Before Chris could react, Trevor slipped through the crowd and was gone.
Chris swore, then tried to walk past the producer. The younger man grabbed him.
“Com’n man, I wanna fuck.” Chris stared toward the exit, hoping to catch sight of Trevor. No luck. He looked at the dark-haired, sloe-eyed bombshell trying to hump his leg.
“Not tonight.” He disentangled himself and made his way back to the bar.
“Ah, Silver Lake’s own Lothario.” Ramsey grinned at him. “You’re blowing hot and cold tonight.”
“Just give me another drink and keep it to yourself.”
“Well don’t I know who’s sleeping alone tonight.” Still grinning, Ramsey pulled the Cîroc off the top shelf and mixed Chris’s drink. “What happened to the cutie you were with last night?”

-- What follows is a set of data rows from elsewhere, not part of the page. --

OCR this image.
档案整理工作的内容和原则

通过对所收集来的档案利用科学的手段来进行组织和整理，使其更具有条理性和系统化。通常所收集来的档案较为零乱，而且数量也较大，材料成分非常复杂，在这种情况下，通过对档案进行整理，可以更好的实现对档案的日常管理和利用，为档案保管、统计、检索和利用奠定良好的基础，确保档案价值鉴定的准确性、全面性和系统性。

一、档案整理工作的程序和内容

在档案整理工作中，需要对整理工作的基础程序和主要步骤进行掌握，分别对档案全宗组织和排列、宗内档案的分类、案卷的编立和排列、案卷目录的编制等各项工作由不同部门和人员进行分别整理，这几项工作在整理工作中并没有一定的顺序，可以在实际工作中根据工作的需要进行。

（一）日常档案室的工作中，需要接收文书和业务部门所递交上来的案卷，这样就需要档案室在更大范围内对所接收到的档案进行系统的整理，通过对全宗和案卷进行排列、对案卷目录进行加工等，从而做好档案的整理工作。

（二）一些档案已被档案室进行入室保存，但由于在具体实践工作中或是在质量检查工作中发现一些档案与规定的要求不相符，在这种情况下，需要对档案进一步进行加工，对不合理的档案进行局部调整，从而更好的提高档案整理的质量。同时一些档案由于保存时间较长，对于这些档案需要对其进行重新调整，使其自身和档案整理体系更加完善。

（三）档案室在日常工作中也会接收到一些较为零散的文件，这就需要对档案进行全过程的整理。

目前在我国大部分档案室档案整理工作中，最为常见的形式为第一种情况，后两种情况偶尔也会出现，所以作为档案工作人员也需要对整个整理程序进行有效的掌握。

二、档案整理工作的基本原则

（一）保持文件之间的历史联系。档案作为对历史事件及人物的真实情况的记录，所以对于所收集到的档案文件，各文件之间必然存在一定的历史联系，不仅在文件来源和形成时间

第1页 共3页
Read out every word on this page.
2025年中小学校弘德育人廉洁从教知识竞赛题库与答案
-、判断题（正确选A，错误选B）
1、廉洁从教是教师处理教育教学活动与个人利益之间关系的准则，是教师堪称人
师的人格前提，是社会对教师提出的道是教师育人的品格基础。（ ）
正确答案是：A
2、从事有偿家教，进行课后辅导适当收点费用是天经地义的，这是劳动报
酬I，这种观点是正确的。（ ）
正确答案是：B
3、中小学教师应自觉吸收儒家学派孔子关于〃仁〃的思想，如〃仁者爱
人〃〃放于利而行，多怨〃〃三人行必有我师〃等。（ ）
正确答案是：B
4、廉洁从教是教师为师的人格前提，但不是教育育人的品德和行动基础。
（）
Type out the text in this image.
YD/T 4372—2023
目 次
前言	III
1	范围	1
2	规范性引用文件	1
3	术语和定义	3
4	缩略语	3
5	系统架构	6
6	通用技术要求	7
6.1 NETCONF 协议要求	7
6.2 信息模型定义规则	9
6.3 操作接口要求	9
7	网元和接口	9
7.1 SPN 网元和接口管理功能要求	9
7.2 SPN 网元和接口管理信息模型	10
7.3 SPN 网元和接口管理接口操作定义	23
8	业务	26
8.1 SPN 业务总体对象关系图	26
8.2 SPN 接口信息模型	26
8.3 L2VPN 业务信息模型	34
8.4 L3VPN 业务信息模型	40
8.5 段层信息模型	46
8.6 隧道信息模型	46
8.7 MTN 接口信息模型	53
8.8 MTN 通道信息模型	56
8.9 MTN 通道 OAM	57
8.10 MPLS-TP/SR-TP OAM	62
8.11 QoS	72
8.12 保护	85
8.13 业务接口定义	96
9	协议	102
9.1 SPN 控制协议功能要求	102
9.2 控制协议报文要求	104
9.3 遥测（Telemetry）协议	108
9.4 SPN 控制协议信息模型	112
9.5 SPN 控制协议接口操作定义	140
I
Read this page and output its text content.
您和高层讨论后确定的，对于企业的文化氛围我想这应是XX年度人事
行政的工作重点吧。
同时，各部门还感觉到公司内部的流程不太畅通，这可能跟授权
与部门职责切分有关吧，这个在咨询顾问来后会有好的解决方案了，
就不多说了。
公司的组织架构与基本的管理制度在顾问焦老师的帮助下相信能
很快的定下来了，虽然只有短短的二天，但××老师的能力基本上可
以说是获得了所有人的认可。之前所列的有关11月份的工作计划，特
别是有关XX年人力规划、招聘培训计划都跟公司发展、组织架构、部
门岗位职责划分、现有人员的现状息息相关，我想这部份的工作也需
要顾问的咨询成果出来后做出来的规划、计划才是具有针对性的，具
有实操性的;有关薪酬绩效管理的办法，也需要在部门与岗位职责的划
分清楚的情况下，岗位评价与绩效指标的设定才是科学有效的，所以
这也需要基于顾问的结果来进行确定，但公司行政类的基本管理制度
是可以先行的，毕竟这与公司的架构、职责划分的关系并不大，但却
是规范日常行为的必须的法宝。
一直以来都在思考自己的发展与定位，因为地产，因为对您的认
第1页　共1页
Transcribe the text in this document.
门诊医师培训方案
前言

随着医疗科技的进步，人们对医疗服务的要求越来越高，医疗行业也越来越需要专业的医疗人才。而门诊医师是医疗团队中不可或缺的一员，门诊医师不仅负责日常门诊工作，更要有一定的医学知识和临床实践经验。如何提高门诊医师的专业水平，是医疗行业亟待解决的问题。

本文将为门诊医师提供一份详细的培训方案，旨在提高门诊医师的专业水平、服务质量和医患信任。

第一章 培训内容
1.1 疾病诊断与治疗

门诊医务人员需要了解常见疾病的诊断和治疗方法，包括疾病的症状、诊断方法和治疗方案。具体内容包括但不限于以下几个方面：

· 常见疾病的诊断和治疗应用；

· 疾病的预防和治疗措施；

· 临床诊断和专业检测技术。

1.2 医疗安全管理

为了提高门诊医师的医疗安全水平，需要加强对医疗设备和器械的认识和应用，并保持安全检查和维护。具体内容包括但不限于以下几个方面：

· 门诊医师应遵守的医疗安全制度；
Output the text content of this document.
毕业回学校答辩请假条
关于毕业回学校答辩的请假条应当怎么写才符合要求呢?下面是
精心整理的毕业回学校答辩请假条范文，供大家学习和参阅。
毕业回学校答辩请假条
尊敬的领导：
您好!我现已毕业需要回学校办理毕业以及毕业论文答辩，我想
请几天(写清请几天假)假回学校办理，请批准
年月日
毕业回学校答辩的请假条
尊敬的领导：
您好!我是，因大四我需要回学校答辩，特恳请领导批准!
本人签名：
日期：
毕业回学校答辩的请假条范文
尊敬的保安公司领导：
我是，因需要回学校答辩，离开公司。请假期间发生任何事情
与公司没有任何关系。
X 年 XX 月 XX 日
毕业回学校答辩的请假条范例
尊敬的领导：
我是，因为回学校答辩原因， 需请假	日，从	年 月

“That was last night,” Chris muttered and buried his nose in the glass Ramsey handed him. The sharp odor of top-shelf vodka tickled his sinuses.
He finished the drink and decided against another one. Tossing a ten on the bar, he wove through the press of warm bodies and made his way back out to Hyperion Avenue.
His SUV was parked less than a block away, in an alley off De Longpre Street. He approached a crowd gathered at the mouth of the alley and hoped he wasn’t interrupting anything violent. He watched the all-male crowd warily, until he recognized a guy who went to the Pit occasionally. When he tried to catch his eye the guy turned away, shuffling through the tension-filled crowd away from Chris.
A low mutter of excited voices rose and drifted over the whisper of traffic on Hyperion. A high-pitched voice giggled and cried, “My God, do you think it’s true?”
“Get a grip, Michael. Would the guy advertise?”
“That’s sick,” Michael—at least Chris assumed it was Michael—said.
He rounded the corner, and it took him a full thirty seconds to realize that the source of the attention was his Lexus. It was another five seconds before he saw what the words spray-painted in red on his vehicle actually said.